Многие писатели начинали писать бедными и заканчивали писать в лютой безнадеге и бедности. И куда их это привело? Никуда. Писательство словно беговая дорожка, как не беги, ты никуда не добежишь.
Многие писатели начинали писать вовсе не из-за какого-то вдохновения или божественного дара. Скажу больше, большинство всеми любимых классиков начинали писать только потому, что им нечем было долги оплачивать, а после этого это превращалось в фанатизм. Приняв форму фанатизма, то становилось уже божественным испытанием, и приходилось влезать и выплачивать долг уже перед богом. Иначе же кара не заставит себя ждать.

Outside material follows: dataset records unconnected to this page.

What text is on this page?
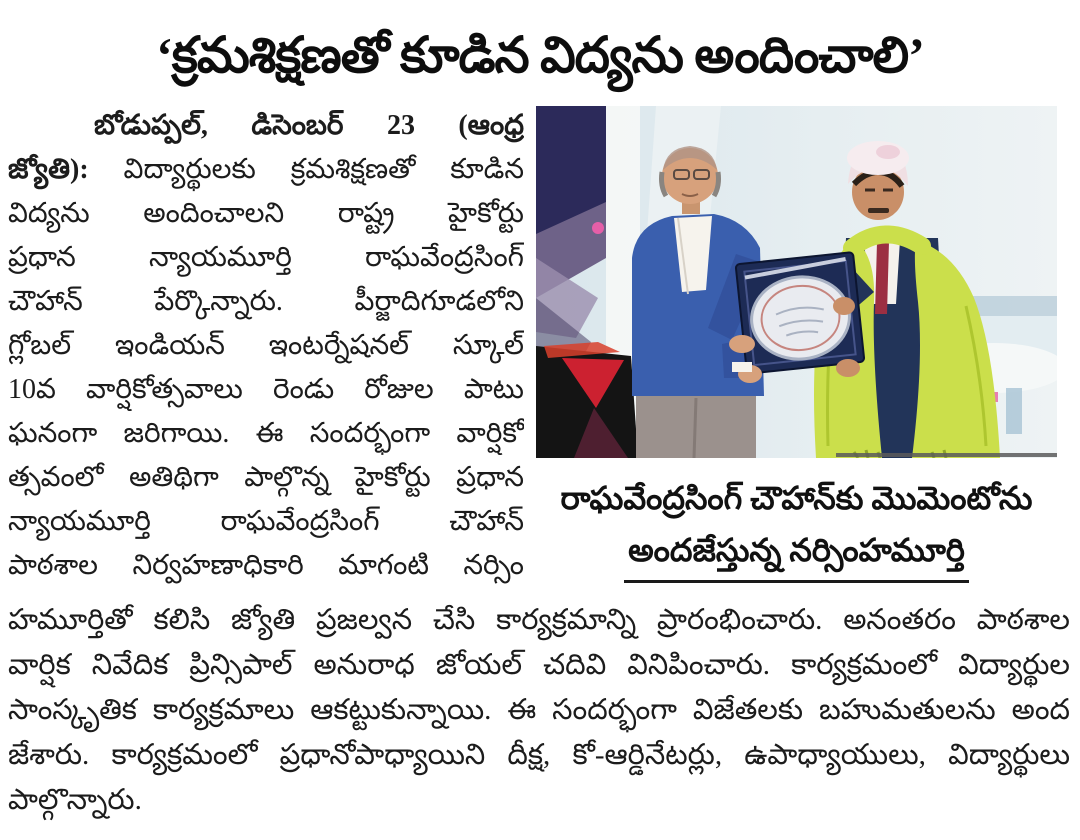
‘క్రమశిక్షణతో కూడిన విద్యను అందించాలి’
బోడుప్పల్, డిసెంబర్ 23 (ఆంధ్ర
జ్యోతి): విద్యార్థులకు క్రమశిక్షణతో కూడిన
విద్యను అందించాలని రాష్ట్ర హైకోర్టు
ప్రధాన న్యాయమూర్తి రాఘవేంద్రసింగ్
చౌహాన్ పేర్కొన్నారు. పీర్జాదిగూడలోని
గ్లోబల్ ఇండియన్ ఇంటర్నేషనల్ స్కూల్
10వ వార్షికోత్సవాలు రెండు రోజుల పాటు
ఘనంగా జరిగాయి. ఈ సందర్భంగా వార్షికో
త్సవంలో అతిథిగా పాల్గొన్న హైకోర్టు ప్రధాన
న్యాయమూర్తి రాఘవేంద్రసింగ్ చౌహాన్
పాఠశాల నిర్వహణాధికారి మాగంటి నర్సిం
రాఘవేంద్రసింగ్ చౌహాన్‌కు మొమెంటోను
అందజేస్తున్న నర్సింహమూర్తి
హమూర్తితో కలిసి జ్యోతి ప్రజల్వన చేసి కార్యక్రమాన్ని ప్రారంభించారు. అనంతరం పాఠశాల
వార్షిక నివేదిక ప్రిన్సిపాల్ అనురాధ జోయల్ చదివి వినిపించారు. కార్యక్రమంలో విద్యార్థుల
సాంస్కృతిక కార్యక్రమాలు ఆకట్టుకున్నాయి. ఈ సందర్భంగా విజేతలకు బహుమతులను అంద
జేశారు. కార్యక్రమంలో ప్రధానోపాధ్యాయిని దీక్ష, కో-ఆర్డినేటర్లు, ఉపాధ్యాయులు, విద్యార్థులు
పాల్గొన్నారు.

Я родился в Туркменистане, в прекрасном, белоснежном городе Ашхабад. В свои три года мы переехали с семьей в Россию, в Сибирь, в довольно большой городок Красноярск. Моя семья была не совсем благополучной, да и я не был особо требовательным. Я с детства понял, как работает мир, перестал просить у родни карманных денег и пошел на подработку. Меня принимали в основном в микрофинансовые конторы и парикмахерские, и за огромную проделанную работу выплачивали копейки, коих еле-еле хватало на карманные расходы в принципе, а я ведь еще и хотел помогать семье. Я любил писать с детства. Мама говорит, что как только я научился писать, бумагу приходилось покупать им домой пачками. А также я много читал. У меня не было телефона или компьютера в малом детстве – лишь только пара книжек, сказки П. Бажова, «Что? Зачем? Почему?», «Карлсон», и подобное. Позже домой отец купил телевизор и приставку Dendy и SEGA Mega Drive. Я полюбил видеоигры, а также часто смотрел мультики.
Позже моя писательская тяга продолжилась уже в школе. Я писал в начальных классах, но одноклассники, не очень любящие меня за мою нерусскую внешность, лишь мяли листы с моими рукописями и выбрасывали в мусорное ведро, откуда я их доставал и старался разобрать хоть одно слово на помятых до безумия клочках бумаги. Но все равно я продолжал писать, даже несмотря на эти издевки со стороны одноклассников. Поэтому, возможно, у меня в школе никогда и не было друзей. Участь писателя проявляется не только в постоянной тяге писать.